- Teachers leaning in favor of reform
Teachers leaning in favor of reform
The Washington Post
By Jay Matthews
December 6, 2012
Teachers appear to be changing their minds about how they should be hired, assessed, paid and dismissed. This merits attention because we cannot have good schools if teachers are not happy with their compensation and working conditions.
Two new surveys show that teachers, particularly those new to the profession, are friendly to several proposed reforms. The American Federation of Teachers has even endorsed the equivalent of a lawyer’s bar exam for education school graduates.
It’s possible that nothing may come of this. A surge in non-teacher jobs for those with teacher skills or a sharp drop in teacher retirement benefits could leave school districts still scrounging for people with the skill and energy to raise student achievement. But teachers seem to be leaning toward new ways of supporting their work.
The education-policy group Teach Plus looked at teachers with 10 or fewer years of experience compared with those with 11 or more years. The think tank Education Sector compared teachers with fewer than five years experience with those with more than 20 years. Teach Plus used an online poll of 1,015 self-selected teachers, less reliable than the Education Sector’s random sample of 1,100 teachers.
Seventy-one percent of the less experienced Teach Plus group said student academic growth should be part of their evaluations, while just 41 percent of the more experienced group had that view. Both Education Sector groups were more supportive of test scores being used in assessments than I think they would have been a decade ago. Fifty-six percent of newer teachers and 50 percent of older ones in the Education Sector survey said it was an excellent or good idea to measure teacher effectiveness using student growth models.
Sixty percent of the newer Teach Plus survey teachers said they were interested in changing “compensation and tenure systems.” Just 20 percent of the older teachers had that view. The Education Sector survey teachers appeared more supportive of moving in that direction: Ninety-one percent of the newer teachers and 75 percent of the older ones supported unions taking a role in simplifying the process of removing ineffective teachers.
Liana Heitin’s Education Week story, where I first read of the surveys, notes that University of Pennsylvania scholar Richard M. Ingersoll expressed doubt that newer teachers’ interest in reform would last. Once they see new ideas wither and die, they will grow more skeptical, like their older colleagues, he said. But even older teachers seem interested in some of the suggested changes, the surveys show.
A remarkable sign of changing attitudes was a proposal by American Federation of Teachers President Randi Weingarten that was revealed by my colleague Lyndsey Layton. Weingarten, citing the work of a union task force, wants to have a challenging test of each teacher’s knowledge of their subject and of teaching, like a bar exam, at the end of education school. Weingarten called for a year in clinical practice as a student teacher before any new instructor gets her own class.

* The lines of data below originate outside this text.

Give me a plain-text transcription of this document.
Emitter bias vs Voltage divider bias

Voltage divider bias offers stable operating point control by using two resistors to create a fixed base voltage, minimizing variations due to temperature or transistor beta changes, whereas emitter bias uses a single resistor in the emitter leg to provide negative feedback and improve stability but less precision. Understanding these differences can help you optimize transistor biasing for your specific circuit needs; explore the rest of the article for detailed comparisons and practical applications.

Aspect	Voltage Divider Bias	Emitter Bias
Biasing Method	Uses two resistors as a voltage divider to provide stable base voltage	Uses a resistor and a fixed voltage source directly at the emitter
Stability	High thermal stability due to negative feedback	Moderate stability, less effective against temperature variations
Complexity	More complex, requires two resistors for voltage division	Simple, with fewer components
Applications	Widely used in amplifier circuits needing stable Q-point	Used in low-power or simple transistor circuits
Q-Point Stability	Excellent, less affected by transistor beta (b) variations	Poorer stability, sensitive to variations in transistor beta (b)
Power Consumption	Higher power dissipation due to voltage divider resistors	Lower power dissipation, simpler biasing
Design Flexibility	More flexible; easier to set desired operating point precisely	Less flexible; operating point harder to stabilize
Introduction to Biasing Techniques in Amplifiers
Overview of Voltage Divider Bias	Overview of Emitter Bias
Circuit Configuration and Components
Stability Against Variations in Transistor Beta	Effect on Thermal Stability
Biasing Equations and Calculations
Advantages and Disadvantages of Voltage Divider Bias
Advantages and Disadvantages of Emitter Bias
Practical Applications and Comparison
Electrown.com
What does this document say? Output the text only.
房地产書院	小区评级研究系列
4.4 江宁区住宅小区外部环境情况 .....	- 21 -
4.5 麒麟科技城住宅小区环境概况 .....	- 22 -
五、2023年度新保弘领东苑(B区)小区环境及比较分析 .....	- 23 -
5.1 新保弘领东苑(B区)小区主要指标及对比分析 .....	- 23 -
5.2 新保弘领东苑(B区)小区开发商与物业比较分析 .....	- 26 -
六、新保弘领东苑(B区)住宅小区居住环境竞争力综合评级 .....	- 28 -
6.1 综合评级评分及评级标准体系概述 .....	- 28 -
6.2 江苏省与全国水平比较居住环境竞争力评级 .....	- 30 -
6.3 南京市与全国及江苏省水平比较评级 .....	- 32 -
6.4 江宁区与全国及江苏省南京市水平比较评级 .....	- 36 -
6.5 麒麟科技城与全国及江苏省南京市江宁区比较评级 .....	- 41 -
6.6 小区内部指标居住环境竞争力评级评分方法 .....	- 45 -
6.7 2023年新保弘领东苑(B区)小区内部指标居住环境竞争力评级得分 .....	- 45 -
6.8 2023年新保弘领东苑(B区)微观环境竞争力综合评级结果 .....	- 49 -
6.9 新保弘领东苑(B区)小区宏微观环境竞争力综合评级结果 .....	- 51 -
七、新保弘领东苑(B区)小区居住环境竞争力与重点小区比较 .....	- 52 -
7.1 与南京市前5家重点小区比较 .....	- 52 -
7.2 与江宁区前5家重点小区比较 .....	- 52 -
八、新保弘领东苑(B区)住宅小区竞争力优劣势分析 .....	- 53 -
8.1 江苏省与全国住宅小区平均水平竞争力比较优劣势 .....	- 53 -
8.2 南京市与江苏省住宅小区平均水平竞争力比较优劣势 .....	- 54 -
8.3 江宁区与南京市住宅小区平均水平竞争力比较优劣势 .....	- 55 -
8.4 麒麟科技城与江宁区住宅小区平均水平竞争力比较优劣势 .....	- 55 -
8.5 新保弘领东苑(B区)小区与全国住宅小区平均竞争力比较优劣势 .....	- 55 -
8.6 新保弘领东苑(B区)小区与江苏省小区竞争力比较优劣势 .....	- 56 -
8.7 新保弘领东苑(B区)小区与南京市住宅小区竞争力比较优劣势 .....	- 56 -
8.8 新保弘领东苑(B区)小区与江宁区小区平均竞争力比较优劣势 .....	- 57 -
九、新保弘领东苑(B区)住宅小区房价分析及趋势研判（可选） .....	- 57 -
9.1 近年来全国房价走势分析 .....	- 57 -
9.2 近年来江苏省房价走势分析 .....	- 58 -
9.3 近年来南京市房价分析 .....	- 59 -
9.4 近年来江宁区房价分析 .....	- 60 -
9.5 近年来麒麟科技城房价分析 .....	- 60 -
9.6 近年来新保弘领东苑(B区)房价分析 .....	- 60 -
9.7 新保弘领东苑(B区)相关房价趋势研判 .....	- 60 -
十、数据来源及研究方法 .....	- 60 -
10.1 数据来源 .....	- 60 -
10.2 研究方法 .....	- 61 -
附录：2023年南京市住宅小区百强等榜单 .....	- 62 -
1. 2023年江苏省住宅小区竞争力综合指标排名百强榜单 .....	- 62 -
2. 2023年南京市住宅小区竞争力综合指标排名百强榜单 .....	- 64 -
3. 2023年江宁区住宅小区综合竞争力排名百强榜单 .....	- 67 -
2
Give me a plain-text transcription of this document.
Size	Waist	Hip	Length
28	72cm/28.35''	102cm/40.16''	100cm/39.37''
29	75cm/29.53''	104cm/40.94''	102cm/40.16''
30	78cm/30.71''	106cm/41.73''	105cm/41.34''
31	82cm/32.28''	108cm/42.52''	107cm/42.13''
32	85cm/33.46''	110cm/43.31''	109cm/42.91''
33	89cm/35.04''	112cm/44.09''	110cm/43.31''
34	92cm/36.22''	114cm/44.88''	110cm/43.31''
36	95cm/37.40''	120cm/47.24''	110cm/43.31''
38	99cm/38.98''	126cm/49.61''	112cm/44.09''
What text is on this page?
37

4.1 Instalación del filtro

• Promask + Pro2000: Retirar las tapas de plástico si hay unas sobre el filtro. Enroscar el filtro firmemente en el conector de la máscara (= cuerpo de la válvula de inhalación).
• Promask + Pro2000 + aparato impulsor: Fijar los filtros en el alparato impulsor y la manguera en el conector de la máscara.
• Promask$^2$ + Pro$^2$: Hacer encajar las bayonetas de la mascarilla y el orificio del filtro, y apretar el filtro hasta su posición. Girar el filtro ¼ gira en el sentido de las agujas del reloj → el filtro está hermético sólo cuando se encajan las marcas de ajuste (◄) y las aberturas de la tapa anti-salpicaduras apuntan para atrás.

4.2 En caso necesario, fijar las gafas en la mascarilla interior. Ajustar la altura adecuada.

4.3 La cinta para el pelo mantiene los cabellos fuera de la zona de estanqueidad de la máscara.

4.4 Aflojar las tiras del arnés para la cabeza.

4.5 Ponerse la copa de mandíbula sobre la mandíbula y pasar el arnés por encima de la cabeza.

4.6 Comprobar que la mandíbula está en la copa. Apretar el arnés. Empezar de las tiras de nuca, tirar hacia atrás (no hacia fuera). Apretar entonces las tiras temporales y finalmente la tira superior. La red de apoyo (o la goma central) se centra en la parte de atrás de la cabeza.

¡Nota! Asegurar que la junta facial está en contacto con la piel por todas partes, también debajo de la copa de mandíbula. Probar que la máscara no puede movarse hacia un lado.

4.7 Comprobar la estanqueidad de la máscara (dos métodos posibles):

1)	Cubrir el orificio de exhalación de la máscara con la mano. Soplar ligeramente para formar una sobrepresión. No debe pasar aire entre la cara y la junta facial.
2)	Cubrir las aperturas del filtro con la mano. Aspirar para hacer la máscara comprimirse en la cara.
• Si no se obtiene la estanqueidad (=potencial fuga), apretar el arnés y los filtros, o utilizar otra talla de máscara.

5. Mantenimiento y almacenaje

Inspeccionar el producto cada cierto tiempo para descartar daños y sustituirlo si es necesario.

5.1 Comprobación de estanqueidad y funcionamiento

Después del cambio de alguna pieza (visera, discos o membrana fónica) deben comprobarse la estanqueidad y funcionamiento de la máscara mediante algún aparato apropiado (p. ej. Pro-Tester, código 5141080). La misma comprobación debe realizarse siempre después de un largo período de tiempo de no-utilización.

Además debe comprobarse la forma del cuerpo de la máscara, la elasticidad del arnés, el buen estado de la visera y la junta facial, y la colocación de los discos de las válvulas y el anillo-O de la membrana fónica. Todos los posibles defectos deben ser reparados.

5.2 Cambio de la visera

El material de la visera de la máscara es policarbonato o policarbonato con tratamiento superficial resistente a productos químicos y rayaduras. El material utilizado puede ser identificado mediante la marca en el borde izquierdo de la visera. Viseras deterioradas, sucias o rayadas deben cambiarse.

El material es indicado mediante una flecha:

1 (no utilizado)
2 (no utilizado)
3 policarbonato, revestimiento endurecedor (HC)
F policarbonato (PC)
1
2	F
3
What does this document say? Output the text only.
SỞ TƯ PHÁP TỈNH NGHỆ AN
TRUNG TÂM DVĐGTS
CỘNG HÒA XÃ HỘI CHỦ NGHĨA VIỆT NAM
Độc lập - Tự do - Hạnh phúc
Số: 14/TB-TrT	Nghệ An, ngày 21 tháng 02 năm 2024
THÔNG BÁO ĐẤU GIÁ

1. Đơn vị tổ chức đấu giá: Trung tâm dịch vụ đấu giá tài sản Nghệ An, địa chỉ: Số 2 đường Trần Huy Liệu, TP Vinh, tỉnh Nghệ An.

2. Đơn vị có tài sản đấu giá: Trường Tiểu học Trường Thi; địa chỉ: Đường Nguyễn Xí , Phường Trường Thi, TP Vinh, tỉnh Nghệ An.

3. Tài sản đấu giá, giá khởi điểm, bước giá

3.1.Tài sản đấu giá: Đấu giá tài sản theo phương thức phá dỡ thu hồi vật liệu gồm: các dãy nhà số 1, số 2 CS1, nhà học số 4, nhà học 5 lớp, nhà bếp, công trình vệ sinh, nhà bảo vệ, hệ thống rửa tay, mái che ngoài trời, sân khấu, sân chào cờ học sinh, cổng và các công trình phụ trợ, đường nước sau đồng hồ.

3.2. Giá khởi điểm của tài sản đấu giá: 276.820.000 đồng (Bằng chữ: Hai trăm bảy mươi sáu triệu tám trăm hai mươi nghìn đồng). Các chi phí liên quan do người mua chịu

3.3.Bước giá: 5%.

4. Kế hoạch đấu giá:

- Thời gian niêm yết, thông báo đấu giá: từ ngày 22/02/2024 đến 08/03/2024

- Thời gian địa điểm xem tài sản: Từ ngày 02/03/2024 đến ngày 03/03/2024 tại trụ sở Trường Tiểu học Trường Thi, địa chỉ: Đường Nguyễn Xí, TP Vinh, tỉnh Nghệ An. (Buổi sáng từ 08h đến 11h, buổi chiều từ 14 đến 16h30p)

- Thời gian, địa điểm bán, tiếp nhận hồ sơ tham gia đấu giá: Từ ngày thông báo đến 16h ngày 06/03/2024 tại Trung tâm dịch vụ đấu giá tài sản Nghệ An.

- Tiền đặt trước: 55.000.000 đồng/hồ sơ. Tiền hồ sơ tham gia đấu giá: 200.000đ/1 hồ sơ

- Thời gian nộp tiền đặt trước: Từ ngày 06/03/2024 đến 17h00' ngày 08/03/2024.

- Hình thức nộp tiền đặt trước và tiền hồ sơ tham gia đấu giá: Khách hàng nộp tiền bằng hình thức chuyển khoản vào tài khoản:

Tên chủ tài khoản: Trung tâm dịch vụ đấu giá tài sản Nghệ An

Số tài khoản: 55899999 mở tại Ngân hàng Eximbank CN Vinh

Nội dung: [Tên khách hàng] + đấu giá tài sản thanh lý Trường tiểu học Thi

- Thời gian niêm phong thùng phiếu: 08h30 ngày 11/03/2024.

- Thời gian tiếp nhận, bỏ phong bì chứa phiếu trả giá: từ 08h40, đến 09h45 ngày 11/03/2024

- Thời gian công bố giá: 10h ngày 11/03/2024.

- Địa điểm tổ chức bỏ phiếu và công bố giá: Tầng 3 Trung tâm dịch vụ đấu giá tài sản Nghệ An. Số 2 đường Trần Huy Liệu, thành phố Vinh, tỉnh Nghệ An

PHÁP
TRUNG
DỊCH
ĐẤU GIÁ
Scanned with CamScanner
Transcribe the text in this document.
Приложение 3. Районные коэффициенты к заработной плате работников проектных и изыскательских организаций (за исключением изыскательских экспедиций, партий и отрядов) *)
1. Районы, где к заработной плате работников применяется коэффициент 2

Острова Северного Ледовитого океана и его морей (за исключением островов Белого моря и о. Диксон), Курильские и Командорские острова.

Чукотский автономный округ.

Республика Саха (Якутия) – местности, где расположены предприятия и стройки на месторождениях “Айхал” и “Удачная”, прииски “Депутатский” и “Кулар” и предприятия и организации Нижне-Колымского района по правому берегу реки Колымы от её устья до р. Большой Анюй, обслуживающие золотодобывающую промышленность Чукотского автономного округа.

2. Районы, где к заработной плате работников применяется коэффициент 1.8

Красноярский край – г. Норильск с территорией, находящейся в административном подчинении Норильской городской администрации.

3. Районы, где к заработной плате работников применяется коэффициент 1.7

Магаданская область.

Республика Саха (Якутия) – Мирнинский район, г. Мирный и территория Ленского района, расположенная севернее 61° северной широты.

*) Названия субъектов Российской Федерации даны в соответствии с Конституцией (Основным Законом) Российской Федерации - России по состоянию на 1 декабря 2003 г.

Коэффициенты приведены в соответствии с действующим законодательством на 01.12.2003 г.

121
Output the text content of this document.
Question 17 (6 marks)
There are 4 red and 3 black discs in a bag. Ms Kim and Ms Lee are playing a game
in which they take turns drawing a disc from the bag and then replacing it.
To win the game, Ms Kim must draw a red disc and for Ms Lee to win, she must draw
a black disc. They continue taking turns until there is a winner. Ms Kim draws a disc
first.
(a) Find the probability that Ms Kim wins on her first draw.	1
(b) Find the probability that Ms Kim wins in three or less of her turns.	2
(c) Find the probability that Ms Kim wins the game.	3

Weingarten also said education schools should not admit students with less than a B average in college courses, in tune with overseas success in making teaching more prestigious. Getting education schools to comply will be difficult, but the better ones might be inspired by her suggestion.
Some people who want schools to be better think teacher unions are standing in the way. I don’t. I have been writing for 30 years about great teachers with proven success at raising achievement. Not one has ever suggested that unions hindered their efforts.
But that is not the same as saying the unions have worked hard to make all teachers more successful in the classroom. They are doing that more now. Many of their members seem inclined to support it.